The year of 2008 hit majority of America pretty hard. The recession affected individuals, small business, big business, politics (shhh. Who said politics?), you name it. The American International Group, commonly known as AIG, had a government bailout of $85 billion in taxpayer funds – this company is too big to fail. But get this, a few days later used $443,500 of it to host a corporate retreat for their executives at the Saint Regis Resort in Monarch Beach, California. Now if you haven’t been there, but the Saint Regis is a pretty swanky hotel and prices add up pretty quickly. Apparently, almost $25,000 was spent at the spa, more than $200,000 for rooms, $150,000 in meals, and some more miscellaneous fees. Now, isn’t that taxpayer money well spent?

After this blunder was made public, Lynn E. Turner, a former chief account with the Securities and Exchange Commision, told the committee that AIG shouldn’t be criminally charged. I agree, but I think it’s wrong.

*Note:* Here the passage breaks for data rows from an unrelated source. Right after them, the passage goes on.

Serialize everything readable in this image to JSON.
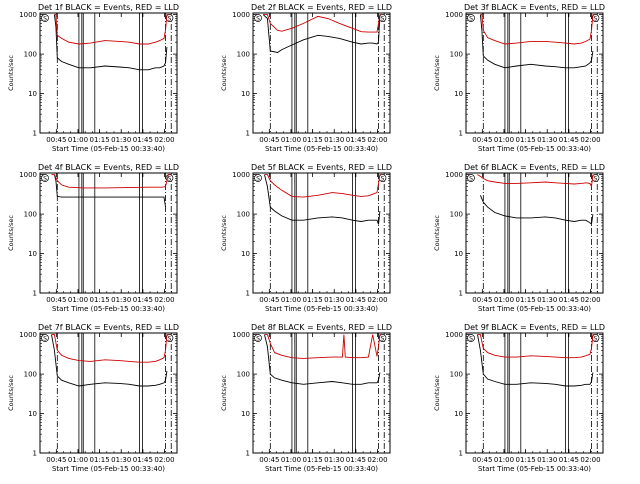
{
  "colors": {
    "events": "#000000",
    "lld": "#cc0000",
    "axis": "#000000",
    "background": "#ffffff"
  },
  "shared": {
    "ylabel": "Counts/sec",
    "xlabel": "Start Time (05-Feb-15 00:33:40)",
    "xticks": [
      "00:45",
      "01:00",
      "01:15",
      "01:30",
      "01:45",
      "02:00"
    ],
    "yticks": [
      "1",
      "10",
      "100",
      "1000"
    ],
    "corner_left": "S",
    "corner_right": "S"
  },
  "chart_data": [
    {
      "type": "line",
      "title": "Det 1f BLACK = Events, RED = LLD",
      "x_unit": "minutes since 00:33:40",
      "xlim": [
        0,
        95
      ],
      "ylim": [
        1,
        1100
      ],
      "yscale": "log",
      "dashdot_lines": [
        12,
        87,
        91
      ],
      "solid_lines": [
        27,
        29,
        30,
        38,
        69,
        71
      ],
      "series": [
        {
          "name": "Events",
          "x": [
            10,
            11,
            12,
            15,
            20,
            27,
            35,
            45,
            55,
            62,
            69,
            75,
            80,
            83,
            86,
            87,
            88
          ],
          "values": [
            1000,
            500,
            80,
            65,
            55,
            45,
            45,
            50,
            47,
            45,
            40,
            40,
            45,
            45,
            50,
            60,
            150
          ]
        },
        {
          "name": "LLD",
          "x": [
            10,
            11,
            12,
            15,
            20,
            27,
            35,
            45,
            55,
            62,
            69,
            75,
            80,
            83,
            86,
            87,
            88,
            89
          ],
          "values": [
            1000,
            1000,
            300,
            250,
            200,
            180,
            190,
            220,
            210,
            200,
            180,
            180,
            200,
            220,
            250,
            400,
            1000,
            1000
          ]
        }
      ]
    },
    {
      "type": "line",
      "title": "Det 2f BLACK = Events, RED = LLD",
      "x_unit": "minutes since 00:33:40",
      "xlim": [
        0,
        95
      ],
      "ylim": [
        1,
        1100
      ],
      "yscale": "log",
      "dashdot_lines": [
        12,
        87,
        91
      ],
      "solid_lines": [
        27,
        29,
        30,
        38,
        69,
        71
      ],
      "series": [
        {
          "name": "Events",
          "x": [
            7,
            10,
            12,
            17,
            20,
            27,
            35,
            45,
            52,
            60,
            69,
            75,
            80,
            83,
            86,
            87,
            88
          ],
          "values": [
            1000,
            800,
            120,
            110,
            130,
            170,
            230,
            300,
            280,
            250,
            200,
            180,
            190,
            190,
            180,
            200,
            1000
          ]
        },
        {
          "name": "LLD",
          "x": [
            7,
            10,
            12,
            17,
            20,
            27,
            35,
            45,
            52,
            60,
            69,
            75,
            80,
            83,
            86,
            87,
            88,
            89
          ],
          "values": [
            1000,
            1000,
            600,
            400,
            380,
            450,
            600,
            900,
            800,
            600,
            450,
            370,
            360,
            360,
            360,
            600,
            1000,
            1000
          ]
        }
      ]
    },
    {
      "type": "line",
      "title": "Det 3f BLACK = Events, RED = LLD",
      "x_unit": "minutes since 00:33:40",
      "xlim": [
        0,
        95
      ],
      "ylim": [
        1,
        1100
      ],
      "yscale": "log",
      "dashdot_lines": [
        12,
        87,
        91
      ],
      "solid_lines": [
        27,
        29,
        30,
        38,
        69,
        71
      ],
      "series": [
        {
          "name": "Events",
          "x": [
            10,
            11,
            12,
            15,
            20,
            27,
            35,
            45,
            55,
            62,
            69,
            75,
            80,
            83,
            86,
            87,
            88
          ],
          "values": [
            1000,
            400,
            90,
            70,
            55,
            45,
            50,
            55,
            50,
            48,
            45,
            45,
            48,
            50,
            60,
            70,
            120
          ]
        },
        {
          "name": "LLD",
          "x": [
            10,
            11,
            12,
            15,
            20,
            27,
            35,
            45,
            55,
            62,
            69,
            75,
            80,
            83,
            86,
            87,
            88,
            89
          ],
          "values": [
            1000,
            1000,
            400,
            260,
            220,
            180,
            190,
            210,
            210,
            200,
            190,
            180,
            190,
            210,
            240,
            400,
            1000,
            1000
          ]
        }
      ]
    },
    {
      "type": "line",
      "title": "Det 4f BLACK = Events, RED = LLD",
      "x_unit": "minutes since 00:33:40",
      "xlim": [
        0,
        95
      ],
      "ylim": [
        1,
        1100
      ],
      "yscale": "log",
      "dashdot_lines": [
        12,
        87,
        91
      ],
      "solid_lines": [
        27,
        29,
        30,
        38,
        69,
        71
      ],
      "series": [
        {
          "name": "Events",
          "x": [
            10,
            11,
            12,
            15,
            20,
            30,
            45,
            60,
            75,
            85,
            86,
            87
          ],
          "values": [
            1000,
            700,
            280,
            270,
            270,
            270,
            270,
            270,
            270,
            270,
            270,
            150
          ]
        },
        {
          "name": "LLD",
          "x": [
            8,
            10,
            12,
            15,
            20,
            30,
            45,
            60,
            75,
            85,
            87,
            88,
            89,
            90
          ],
          "values": [
            1000,
            1000,
            700,
            550,
            480,
            460,
            460,
            470,
            480,
            480,
            500,
            700,
            1000,
            1000
          ]
        }
      ]
    },
    {
      "type": "line",
      "title": "Det 5f BLACK = Events, RED = LLD",
      "x_unit": "minutes since 00:33:40",
      "xlim": [
        0,
        95
      ],
      "ylim": [
        1,
        1100
      ],
      "yscale": "log",
      "dashdot_lines": [
        12,
        87,
        91
      ],
      "solid_lines": [
        27,
        29,
        30,
        38,
        69,
        71
      ],
      "series": [
        {
          "name": "Events",
          "x": [
            8,
            10,
            12,
            15,
            20,
            27,
            35,
            45,
            55,
            62,
            69,
            75,
            80,
            83,
            86,
            87,
            88
          ],
          "values": [
            1000,
            500,
            150,
            120,
            90,
            70,
            70,
            80,
            85,
            80,
            70,
            65,
            70,
            70,
            70,
            55,
            120
          ]
        },
        {
          "name": "LLD",
          "x": [
            8,
            10,
            12,
            15,
            20,
            27,
            35,
            45,
            55,
            62,
            69,
            75,
            80,
            83,
            86,
            87,
            88,
            89
          ],
          "values": [
            1000,
            1000,
            700,
            550,
            400,
            280,
            270,
            300,
            350,
            330,
            300,
            280,
            290,
            320,
            350,
            600,
            1000,
            1000
          ]
        }
      ]
    },
    {
      "type": "line",
      "title": "Det 6f BLACK = Events, RED = LLD",
      "x_unit": "minutes since 00:33:40",
      "xlim": [
        0,
        95
      ],
      "ylim": [
        1,
        1100
      ],
      "yscale": "log",
      "dashdot_lines": [
        12,
        87,
        91
      ],
      "solid_lines": [
        27,
        29,
        30,
        38,
        69,
        71
      ],
      "series": [
        {
          "name": "Events",
          "x": [
            10,
            12,
            15,
            20,
            27,
            35,
            45,
            55,
            62,
            69,
            75,
            80,
            83,
            86,
            87,
            88
          ],
          "values": [
            300,
            200,
            150,
            110,
            90,
            80,
            80,
            85,
            80,
            70,
            65,
            70,
            70,
            60,
            55,
            100
          ]
        },
        {
          "name": "LLD",
          "x": [
            8,
            10,
            12,
            15,
            20,
            27,
            35,
            45,
            55,
            62,
            69,
            75,
            80,
            83,
            86,
            87,
            88
          ],
          "values": [
            1000,
            900,
            800,
            700,
            650,
            600,
            600,
            620,
            650,
            620,
            600,
            580,
            600,
            620,
            600,
            500,
            1000
          ]
        }
      ]
    },
    {
      "type": "line",
      "title": "Det 7f BLACK = Events, RED = LLD",
      "x_unit": "minutes since 00:33:40",
      "xlim": [
        0,
        95
      ],
      "ylim": [
        1,
        1100
      ],
      "yscale": "log",
      "dashdot_lines": [
        12,
        87,
        91
      ],
      "solid_lines": [
        27,
        29,
        30,
        38,
        69,
        71
      ],
      "series": [
        {
          "name": "Events",
          "x": [
            8,
            10,
            12,
            15,
            20,
            27,
            35,
            45,
            55,
            62,
            69,
            75,
            80,
            83,
            86,
            87,
            88
          ],
          "values": [
            1000,
            400,
            90,
            70,
            60,
            50,
            55,
            60,
            58,
            55,
            50,
            50,
            52,
            55,
            60,
            70,
            120
          ]
        },
        {
          "name": "LLD",
          "x": [
            8,
            10,
            12,
            15,
            20,
            27,
            35,
            45,
            55,
            62,
            69,
            75,
            80,
            83,
            86,
            87,
            88,
            89
          ],
          "values": [
            1000,
            1000,
            400,
            300,
            250,
            220,
            210,
            230,
            220,
            210,
            200,
            200,
            210,
            230,
            260,
            400,
            1000,
            1000
          ]
        }
      ]
    },
    {
      "type": "line",
      "title": "Det 8f BLACK = Events, RED = LLD",
      "x_unit": "minutes since 00:33:40",
      "xlim": [
        0,
        95
      ],
      "ylim": [
        1,
        1100
      ],
      "yscale": "log",
      "dashdot_lines": [
        12,
        87,
        91
      ],
      "solid_lines": [
        27,
        29,
        30,
        38,
        69,
        71
      ],
      "series": [
        {
          "name": "Events",
          "x": [
            8,
            10,
            12,
            15,
            20,
            27,
            35,
            45,
            55,
            62,
            69,
            75,
            80,
            83,
            86,
            87,
            88
          ],
          "values": [
            1000,
            500,
            100,
            80,
            70,
            60,
            55,
            60,
            65,
            60,
            55,
            55,
            60,
            60,
            60,
            70,
            110
          ]
        },
        {
          "name": "LLD",
          "x": [
            8,
            10,
            12,
            15,
            20,
            27,
            35,
            45,
            55,
            62,
            63,
            64,
            69,
            75,
            80,
            83,
            86,
            87,
            88,
            89
          ],
          "values": [
            1000,
            1000,
            600,
            350,
            300,
            260,
            250,
            260,
            270,
            270,
            1000,
            270,
            260,
            260,
            270,
            1000,
            280,
            500,
            1000,
            1000
          ]
        }
      ]
    },
    {
      "type": "line",
      "title": "Det 9f BLACK = Events, RED = LLD",
      "x_unit": "minutes since 00:33:40",
      "xlim": [
        0,
        95
      ],
      "ylim": [
        1,
        1100
      ],
      "yscale": "log",
      "dashdot_lines": [
        12,
        87,
        91
      ],
      "solid_lines": [
        27,
        29,
        30,
        38,
        69,
        71
      ],
      "series": [
        {
          "name": "Events",
          "x": [
            8,
            10,
            12,
            15,
            20,
            27,
            35,
            45,
            55,
            62,
            69,
            75,
            80,
            83,
            86,
            87,
            88
          ],
          "values": [
            1000,
            400,
            100,
            75,
            65,
            55,
            55,
            60,
            58,
            55,
            50,
            50,
            52,
            55,
            55,
            65,
            110
          ]
        },
        {
          "name": "LLD",
          "x": [
            8,
            10,
            12,
            15,
            20,
            27,
            35,
            45,
            55,
            62,
            69,
            75,
            80,
            83,
            86,
            87,
            88,
            89
          ],
          "values": [
            1000,
            1000,
            450,
            350,
            300,
            270,
            270,
            290,
            280,
            270,
            260,
            260,
            270,
            290,
            320,
            450,
            1000,
            1000
          ]
        }
      ]
    }
  ]
}
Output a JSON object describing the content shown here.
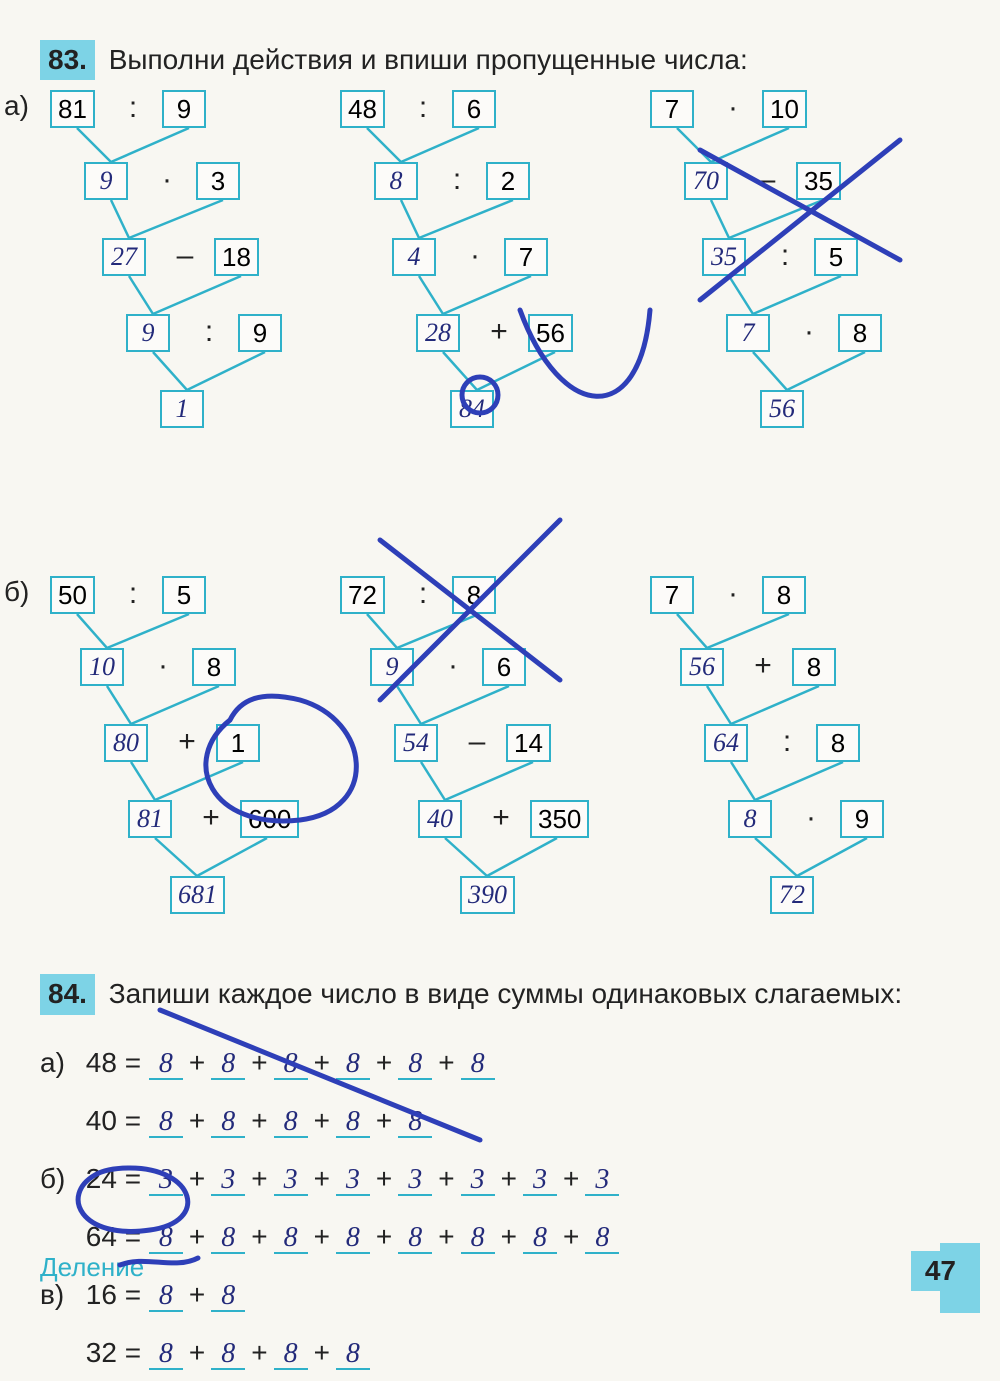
{
  "page_number": "47",
  "footer": "Деление",
  "ex83": {
    "num": "83.",
    "title": "Выполни действия и впиши пропущенные числа:",
    "label_a": "а)",
    "label_b": "б)",
    "colors": {
      "border": "#2fb1c9",
      "highlight": "#7dd3e6",
      "pen": "#232a7a",
      "text": "#222"
    },
    "tree_a1": {
      "r0": {
        "b1": "81",
        "op": ":",
        "b2": "9"
      },
      "r1": {
        "b1": "9",
        "op": "·",
        "b2": "3"
      },
      "r2": {
        "b1": "27",
        "op": "–",
        "b2": "18"
      },
      "r3": {
        "b1": "9",
        "op": ":",
        "b2": "9"
      },
      "r4": {
        "b1": "1"
      }
    },
    "tree_a2": {
      "r0": {
        "b1": "48",
        "op": ":",
        "b2": "6"
      },
      "r1": {
        "b1": "8",
        "op": ":",
        "b2": "2"
      },
      "r2": {
        "b1": "4",
        "op": "·",
        "b2": "7"
      },
      "r3": {
        "b1": "28",
        "op": "+",
        "b2": "56"
      },
      "r4": {
        "b1": "84"
      }
    },
    "tree_a3": {
      "r0": {
        "b1": "7",
        "op": "·",
        "b2": "10"
      },
      "r1": {
        "b1": "70",
        "op": "–",
        "b2": "35"
      },
      "r2": {
        "b1": "35",
        "op": ":",
        "b2": "5"
      },
      "r3": {
        "b1": "7",
        "op": "·",
        "b2": "8"
      },
      "r4": {
        "b1": "56"
      }
    },
    "tree_b1": {
      "r0": {
        "b1": "50",
        "op": ":",
        "b2": "5"
      },
      "r1": {
        "b1": "10",
        "op": "·",
        "b2": "8"
      },
      "r2": {
        "b1": "80",
        "op": "+",
        "b2": "1"
      },
      "r3": {
        "b1": "81",
        "op": "+",
        "b2": "600"
      },
      "r4": {
        "b1": "681"
      }
    },
    "tree_b2": {
      "r0": {
        "b1": "72",
        "op": ":",
        "b2": "8"
      },
      "r1": {
        "b1": "9",
        "op": "·",
        "b2": "6"
      },
      "r2": {
        "b1": "54",
        "op": "–",
        "b2": "14"
      },
      "r3": {
        "b1": "40",
        "op": "+",
        "b2": "350"
      },
      "r4": {
        "b1": "390"
      }
    },
    "tree_b3": {
      "r0": {
        "b1": "7",
        "op": "·",
        "b2": "8"
      },
      "r1": {
        "b1": "56",
        "op": "+",
        "b2": "8"
      },
      "r2": {
        "b1": "64",
        "op": ":",
        "b2": "8"
      },
      "r3": {
        "b1": "8",
        "op": "·",
        "b2": "9"
      },
      "r4": {
        "b1": "72"
      }
    }
  },
  "ex84": {
    "num": "84.",
    "title": "Запиши каждое число в виде суммы одинаковых слагаемых:",
    "rows": [
      {
        "label": "а)",
        "lhs": "48",
        "terms": [
          "8",
          "8",
          "8",
          "8",
          "8",
          "8"
        ]
      },
      {
        "label": "",
        "lhs": "40",
        "terms": [
          "8",
          "8",
          "8",
          "8",
          "8"
        ]
      },
      {
        "label": "б)",
        "lhs": "24",
        "terms": [
          "3",
          "3",
          "3",
          "3",
          "3",
          "3",
          "3",
          "3"
        ]
      },
      {
        "label": "",
        "lhs": "64",
        "terms": [
          "8",
          "8",
          "8",
          "8",
          "8",
          "8",
          "8",
          "8"
        ]
      },
      {
        "label": "в)",
        "lhs": "16",
        "terms": [
          "8",
          "8"
        ]
      },
      {
        "label": "",
        "lhs": "32",
        "terms": [
          "8",
          "8",
          "8",
          "8"
        ]
      }
    ]
  }
}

Again, how can a company ask the government for hardworking taxpayers’ money just to spend it at a hotel? Isn’t the point of a government bailout to bail your company out of hard times and get it back on their feet instead of paying for the executives to get their feet massaged? Hmm… So, for starters, the company received a bailout. No harm in that if your company actually needs it. What was wrong was turning that “bailout” money into fun money a few days later. That’s a stomp on your new shoe, throw what you don’t have in your face kind of mean to American taxpayers.


My Takeaways

After taking a look at my top five public relation blunders, I’ve learned a major lesson. It isn’t what happens per say, it’s how you handle it. In this day and age, anything can happen and you just have to take it with a grain of salt, figure out how to make it better, and go from there. Looking back, you can always say “shoulda woulda coulda”, but in the moment, you really never know the best way to handle with a crisises. Whether it be personal or professional, you should always weigh your pros and cons and go whichever way is less damanging to your company’s image.

To me, where these companies went wrong is that they were more concerned with protecting their image and assets rather than doing what was right. Everybody is concerned with themselves and their image, but some don’t have what it takes to fix things after what’s done is done. Pushing the blame onto somebody else *coughFordandFirestone* doesn’t make what you did any better. Pretending to do the right thing *coughYouPeopleWhoTookBailouts* doesn’t make you feel any better afterward. And just not knowing how to handle a situation in general *coughJetblue* is a little ridiculous. Companies need to evaluate situations better in the future, so they don’t have negative repercussions in the future (like me writing about them!).